Many FTSE100 executives will see no increase to their annual bonuses this year and some bonuses could even be cut by up to quarter, according to a PwC survey of large UK companies. This will result in the second successive year of bonus reductions in the FTSE100.
Fewer than 10% of those companies are expecting material increases to bonus pay-outs as remuneration committees plan to exercise restraint at upcoming AGMs. Nearly half (48%) of respondents expect bonus pay-outs will be about the same as last year, 21% think they will be at least 10% lower and 17% predict they will fall by more than a quarter.
Pay will also be largely static for FTSE100 executives. Over a third (38%) of respondents said they were planning to freeze salaries for executive directors in 2013 – a figure not seen since the height of the financial crisis in 2009. Salary increases, where given, are expected to be in the 3% to 4% range. Only 10% are planning increases of more than 4%.
Tom Gosling, head of PwC’s reward practice, said:
“The calls from shareholders for pay and bonus restraint appear to have hit home. Following a number of years in which bonuses had crept up to around 80% of maximum pay on average; we expect them to fall back towards target levels of around 60% of pay this year. This will mark the second successive year of bonus reductions in the FTSE100.
“It is clear that companies and remuneration committees are conscious of demonstrating a responsible approach to executive pay this year. We see evidence of companies showing restraint in pay increases, exercising greater rigour in bonus decisions and improving transparency through early adoption of BIS disclosure proposals.”
Despite remuneration committees being keen to demonstrate restraint, the survey suggests that there is unlikely to be a large drop in executive pay levels in the UK over the longer term. Only 15% of respondents said they expected total executive pay levels to be more than 10% lower in their organisation in three to five years’ time. Most (55%) felt it would be about the same and a quarter thought it would be up to 25% higher.
Tom Gosling, head of PwC’s reward practice said:
“There is no doubt that the intense shareholder, public and political focus on executive pay over the last 18 months has caused a change of approach. But the level of impact is still only modest and anyone hoping for a large-scale reduction in executive pay and bonus payouts in the long-term is likely to be disappointed. We expect executive pay to plateau for a period, rather than fall dramatically.

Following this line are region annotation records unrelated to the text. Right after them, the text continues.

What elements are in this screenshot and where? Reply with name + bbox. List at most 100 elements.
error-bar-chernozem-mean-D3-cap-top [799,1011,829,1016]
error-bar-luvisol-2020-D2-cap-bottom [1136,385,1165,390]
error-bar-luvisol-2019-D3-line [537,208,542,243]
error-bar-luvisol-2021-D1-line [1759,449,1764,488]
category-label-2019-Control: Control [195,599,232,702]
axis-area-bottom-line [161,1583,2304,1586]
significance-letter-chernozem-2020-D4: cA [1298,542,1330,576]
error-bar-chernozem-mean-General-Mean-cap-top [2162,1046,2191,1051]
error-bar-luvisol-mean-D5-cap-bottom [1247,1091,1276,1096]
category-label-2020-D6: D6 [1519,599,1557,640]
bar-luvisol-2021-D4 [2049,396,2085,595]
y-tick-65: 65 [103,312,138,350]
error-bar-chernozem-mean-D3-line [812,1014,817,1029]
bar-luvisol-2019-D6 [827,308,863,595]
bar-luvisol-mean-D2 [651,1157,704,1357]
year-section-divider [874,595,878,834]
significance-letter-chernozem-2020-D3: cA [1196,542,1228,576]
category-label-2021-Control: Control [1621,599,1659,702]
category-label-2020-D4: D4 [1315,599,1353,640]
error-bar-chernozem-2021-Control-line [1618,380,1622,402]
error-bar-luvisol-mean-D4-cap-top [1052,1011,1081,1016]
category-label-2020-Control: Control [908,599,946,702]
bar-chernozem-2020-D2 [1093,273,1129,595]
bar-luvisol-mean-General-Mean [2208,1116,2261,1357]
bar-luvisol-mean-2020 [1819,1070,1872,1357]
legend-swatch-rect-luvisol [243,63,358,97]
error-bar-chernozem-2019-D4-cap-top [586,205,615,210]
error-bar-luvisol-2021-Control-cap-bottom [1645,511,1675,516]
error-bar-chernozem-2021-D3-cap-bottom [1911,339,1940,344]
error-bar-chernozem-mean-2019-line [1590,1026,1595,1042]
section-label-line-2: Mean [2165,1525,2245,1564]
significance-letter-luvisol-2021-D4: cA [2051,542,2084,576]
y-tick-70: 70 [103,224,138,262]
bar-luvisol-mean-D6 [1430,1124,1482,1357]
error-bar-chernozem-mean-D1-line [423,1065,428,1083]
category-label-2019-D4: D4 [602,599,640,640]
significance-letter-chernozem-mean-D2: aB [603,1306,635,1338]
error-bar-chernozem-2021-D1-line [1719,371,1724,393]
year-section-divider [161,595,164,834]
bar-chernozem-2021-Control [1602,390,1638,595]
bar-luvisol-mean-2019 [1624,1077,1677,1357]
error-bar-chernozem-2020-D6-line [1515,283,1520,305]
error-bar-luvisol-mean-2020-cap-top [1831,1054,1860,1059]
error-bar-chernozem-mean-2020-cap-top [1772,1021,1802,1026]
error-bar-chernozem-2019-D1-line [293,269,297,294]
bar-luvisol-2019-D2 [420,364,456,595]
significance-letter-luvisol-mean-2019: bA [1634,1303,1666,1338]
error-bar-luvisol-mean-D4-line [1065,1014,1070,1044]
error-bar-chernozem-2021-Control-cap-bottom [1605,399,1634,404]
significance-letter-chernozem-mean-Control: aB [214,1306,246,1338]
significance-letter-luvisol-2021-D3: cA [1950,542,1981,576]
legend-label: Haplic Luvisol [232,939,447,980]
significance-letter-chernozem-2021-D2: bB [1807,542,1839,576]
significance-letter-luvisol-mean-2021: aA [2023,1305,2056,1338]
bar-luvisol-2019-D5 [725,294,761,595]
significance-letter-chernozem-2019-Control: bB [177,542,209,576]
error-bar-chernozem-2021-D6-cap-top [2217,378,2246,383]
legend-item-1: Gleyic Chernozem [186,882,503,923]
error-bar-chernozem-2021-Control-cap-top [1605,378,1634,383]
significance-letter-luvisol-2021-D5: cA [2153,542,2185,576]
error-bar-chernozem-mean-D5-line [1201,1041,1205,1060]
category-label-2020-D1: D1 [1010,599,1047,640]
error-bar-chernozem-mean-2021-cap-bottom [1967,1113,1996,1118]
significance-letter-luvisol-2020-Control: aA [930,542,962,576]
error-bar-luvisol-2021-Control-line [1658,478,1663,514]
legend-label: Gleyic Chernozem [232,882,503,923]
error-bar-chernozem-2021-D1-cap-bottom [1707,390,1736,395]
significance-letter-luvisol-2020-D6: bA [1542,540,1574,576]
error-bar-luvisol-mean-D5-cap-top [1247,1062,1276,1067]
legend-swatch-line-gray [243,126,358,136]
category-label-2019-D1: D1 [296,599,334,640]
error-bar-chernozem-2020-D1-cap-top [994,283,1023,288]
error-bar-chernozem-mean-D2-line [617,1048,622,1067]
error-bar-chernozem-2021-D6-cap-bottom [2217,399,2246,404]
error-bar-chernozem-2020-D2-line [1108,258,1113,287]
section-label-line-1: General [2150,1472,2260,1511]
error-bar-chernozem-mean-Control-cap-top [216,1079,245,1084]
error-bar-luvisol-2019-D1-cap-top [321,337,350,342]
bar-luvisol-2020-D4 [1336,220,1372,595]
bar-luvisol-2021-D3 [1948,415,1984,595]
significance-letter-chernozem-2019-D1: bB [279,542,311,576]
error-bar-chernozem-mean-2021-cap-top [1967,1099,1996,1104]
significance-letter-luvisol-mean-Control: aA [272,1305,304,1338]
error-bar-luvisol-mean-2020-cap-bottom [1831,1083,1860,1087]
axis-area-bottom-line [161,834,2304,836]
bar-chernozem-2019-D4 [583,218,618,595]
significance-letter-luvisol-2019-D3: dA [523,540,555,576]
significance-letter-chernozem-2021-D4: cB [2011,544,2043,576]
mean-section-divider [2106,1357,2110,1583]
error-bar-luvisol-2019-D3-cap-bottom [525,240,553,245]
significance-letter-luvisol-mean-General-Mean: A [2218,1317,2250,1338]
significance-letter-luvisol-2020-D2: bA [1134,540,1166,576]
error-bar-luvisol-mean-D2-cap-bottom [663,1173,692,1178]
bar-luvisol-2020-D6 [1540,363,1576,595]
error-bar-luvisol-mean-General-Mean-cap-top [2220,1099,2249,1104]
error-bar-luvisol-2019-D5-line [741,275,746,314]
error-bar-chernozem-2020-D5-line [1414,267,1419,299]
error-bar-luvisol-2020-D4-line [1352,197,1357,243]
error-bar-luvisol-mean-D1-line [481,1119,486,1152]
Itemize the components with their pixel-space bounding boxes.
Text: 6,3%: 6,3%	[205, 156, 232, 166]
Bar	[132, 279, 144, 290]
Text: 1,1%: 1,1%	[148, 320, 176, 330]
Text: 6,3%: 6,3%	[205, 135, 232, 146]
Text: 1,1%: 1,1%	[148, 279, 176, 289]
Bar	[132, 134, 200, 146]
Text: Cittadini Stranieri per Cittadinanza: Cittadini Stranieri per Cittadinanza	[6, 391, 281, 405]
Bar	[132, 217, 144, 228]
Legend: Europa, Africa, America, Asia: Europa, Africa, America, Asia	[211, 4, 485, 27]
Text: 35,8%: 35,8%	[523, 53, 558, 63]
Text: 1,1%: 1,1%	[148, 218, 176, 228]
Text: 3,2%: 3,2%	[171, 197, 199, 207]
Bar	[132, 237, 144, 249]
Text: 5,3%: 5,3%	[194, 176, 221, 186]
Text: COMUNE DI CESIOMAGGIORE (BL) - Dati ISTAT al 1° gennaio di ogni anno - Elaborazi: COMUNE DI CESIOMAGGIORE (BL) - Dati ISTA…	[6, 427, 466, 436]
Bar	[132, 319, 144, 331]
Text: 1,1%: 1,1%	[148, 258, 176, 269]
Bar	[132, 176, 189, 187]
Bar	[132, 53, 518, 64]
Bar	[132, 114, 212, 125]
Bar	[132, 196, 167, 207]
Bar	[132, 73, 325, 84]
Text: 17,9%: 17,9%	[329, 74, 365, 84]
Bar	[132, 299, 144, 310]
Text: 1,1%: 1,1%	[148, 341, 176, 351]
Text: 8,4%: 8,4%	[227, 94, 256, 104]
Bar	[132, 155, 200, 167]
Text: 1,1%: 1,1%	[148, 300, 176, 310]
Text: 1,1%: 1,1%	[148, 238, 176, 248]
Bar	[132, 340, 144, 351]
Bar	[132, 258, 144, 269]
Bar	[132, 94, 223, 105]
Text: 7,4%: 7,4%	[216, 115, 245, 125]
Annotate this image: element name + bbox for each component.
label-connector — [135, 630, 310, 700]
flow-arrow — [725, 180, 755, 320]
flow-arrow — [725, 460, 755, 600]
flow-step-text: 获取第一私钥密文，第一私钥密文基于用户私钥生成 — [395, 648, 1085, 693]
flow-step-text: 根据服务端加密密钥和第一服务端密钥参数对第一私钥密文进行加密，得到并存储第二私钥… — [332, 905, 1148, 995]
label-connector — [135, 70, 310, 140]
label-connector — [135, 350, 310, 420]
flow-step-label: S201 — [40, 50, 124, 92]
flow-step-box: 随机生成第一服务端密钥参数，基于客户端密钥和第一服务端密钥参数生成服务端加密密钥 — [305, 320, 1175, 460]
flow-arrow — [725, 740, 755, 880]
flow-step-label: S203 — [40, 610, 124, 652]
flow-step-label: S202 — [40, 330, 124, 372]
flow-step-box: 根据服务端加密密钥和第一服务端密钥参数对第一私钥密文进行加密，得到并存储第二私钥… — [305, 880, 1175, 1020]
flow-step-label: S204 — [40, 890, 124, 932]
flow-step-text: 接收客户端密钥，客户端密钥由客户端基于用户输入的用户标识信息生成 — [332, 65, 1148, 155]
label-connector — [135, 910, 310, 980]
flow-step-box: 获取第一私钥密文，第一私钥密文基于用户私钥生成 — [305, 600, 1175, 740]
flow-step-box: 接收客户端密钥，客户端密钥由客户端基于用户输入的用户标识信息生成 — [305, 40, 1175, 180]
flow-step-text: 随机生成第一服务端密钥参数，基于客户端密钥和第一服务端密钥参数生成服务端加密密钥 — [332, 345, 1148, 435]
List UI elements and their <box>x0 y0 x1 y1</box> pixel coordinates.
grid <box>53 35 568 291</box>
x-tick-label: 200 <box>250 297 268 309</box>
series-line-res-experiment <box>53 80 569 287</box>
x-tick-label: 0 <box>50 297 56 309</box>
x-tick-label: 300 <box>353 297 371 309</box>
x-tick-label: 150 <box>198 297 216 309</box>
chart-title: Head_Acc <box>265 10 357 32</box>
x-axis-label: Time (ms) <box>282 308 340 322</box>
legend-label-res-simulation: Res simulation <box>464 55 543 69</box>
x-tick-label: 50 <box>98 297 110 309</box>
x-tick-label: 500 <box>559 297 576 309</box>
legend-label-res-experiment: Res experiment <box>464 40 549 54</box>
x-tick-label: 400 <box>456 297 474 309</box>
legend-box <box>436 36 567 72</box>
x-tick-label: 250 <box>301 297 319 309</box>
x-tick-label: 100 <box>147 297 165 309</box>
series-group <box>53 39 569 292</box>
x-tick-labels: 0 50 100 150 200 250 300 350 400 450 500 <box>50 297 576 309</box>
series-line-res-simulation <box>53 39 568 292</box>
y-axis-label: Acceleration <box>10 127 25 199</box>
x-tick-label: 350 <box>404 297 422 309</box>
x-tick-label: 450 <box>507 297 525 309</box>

“In all of the debate around executive pay, perhaps most worrying is the impact on the image of the UK as a place to do business. Nearly two thirds of companies said the scrutiny on executive pay is making the UK an unattractive location for executives. The UK benefits hugely from the flow of talent to our shores, bringing with it investment, jobs and tax revenues and care must be taken not to damage our competitive position.”